In some cases, it might be possible for your EMS to determine the source of the fault and to effect a method of bypassing or repairing it. There are several levels of autonomy that you might give to your EMS in this area:

Recommend action.
Ask, then repair.
Just do it.

The lowest level of autonomy is for your EMS to recommend a course of action to repair or bypass the fault. At times, this is the only course of action available to your EMS because many faults require human intervention, at least until robotics becomes much more advanced and inexpensive.

The next level of autonomy is for your EMS to ask permission to take an action. The small amount of time required for someone to examine the suggested repair and ensure that it makes sense probably is worthwhile, at least the first couple of times. After an engineer approves the repair, the EMS can implement it.
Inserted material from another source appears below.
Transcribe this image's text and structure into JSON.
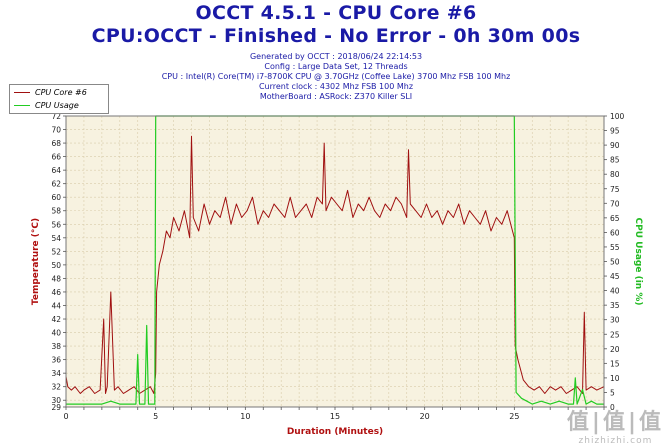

As your confidence grows regarding your EMS' reliability in recommending certain types of repairs, you can consider increasing its autonomy.

The highest level of autonomy is for your network to detect a fault and repair it without any human intervention. You already use this level of autonomy if you use spanning tree, HSRP, or a dynamic routing protocol in your network. What we are talking about here is doing things that the view that your NMS has of your network makes possible. Now, let's look at some examples of what might be possible in your network.

Examples of Fault Repair

Your knowledge base can enable your EMS to determine what actions to take to repair the network. One of the simpler things that your EMS can do is to watch for devices that are misbehaving in ways that affect other devices on the network.

For example, consider a device that is connected to a switch and that continually links to the network and then drops that link. The device's behavior could cause the switch to continuously recalculate its spanning tree possibly enough that the reliability of the network is affected. The signs of this issue are a port on the switch that is reporting a high rate of link down and up events and a high CPU load on that switch. With the high rate of transitions, it's unlikely that anything useful is being done on that port. Therefore, the EMS could safely recommend that the errant port be shut down. An easy next step would be for the EMS to report the problem for followup later.

Another example involves solving an issue with IP multicast traffic sourced from a switch using CGMP to limit the traffic to only ports that find the traffic "interesting." As CGMP is only able to limit multicast traffic coming from a router, it is possible for one port to flood other ports on the same VLAN on the same switch with a high rate of multicast traffic. If there are ports of varying speeds in that VLAN, it is especially easy for the higher-speed ports to saturate the lower-speed ports with multicast traffic.

Knowing these things about the nature of multicast traffic, you easily can establish a policy for the maximum amount of multicast traffic that is allowed to be sourced from any port. Setting a threshold on the amount of multicast traffic sent on all ports (ifOutMulticastPkts in the IF-MIB from RFC 2233) to the chosen limit will alert you when this policy is violated.

You probably also want to set a separate policy on the maximum amount of broadcast traffic that can be sourced across all ports on that VLAN. In both cases, you can set thresholds. First, you need to select a port that should always be operational and for which the connected devices do not subscribe to any multicast groups. Setting thresholds on the selected port for the amount of multicast traffic received (ifInMulticastPkts) will generate a fault if this VLAN is exceeding this threshold.

Your EMS can report misbehaving ports and shut down ports if the issue is a serious enough problem.

Other possibilities for network self-healing include the EMS understanding recent changes in the network, such as configuration changes on devices or software-image changes, and being able to roll back the changes if problems occur on the network that could be attributed to those changes.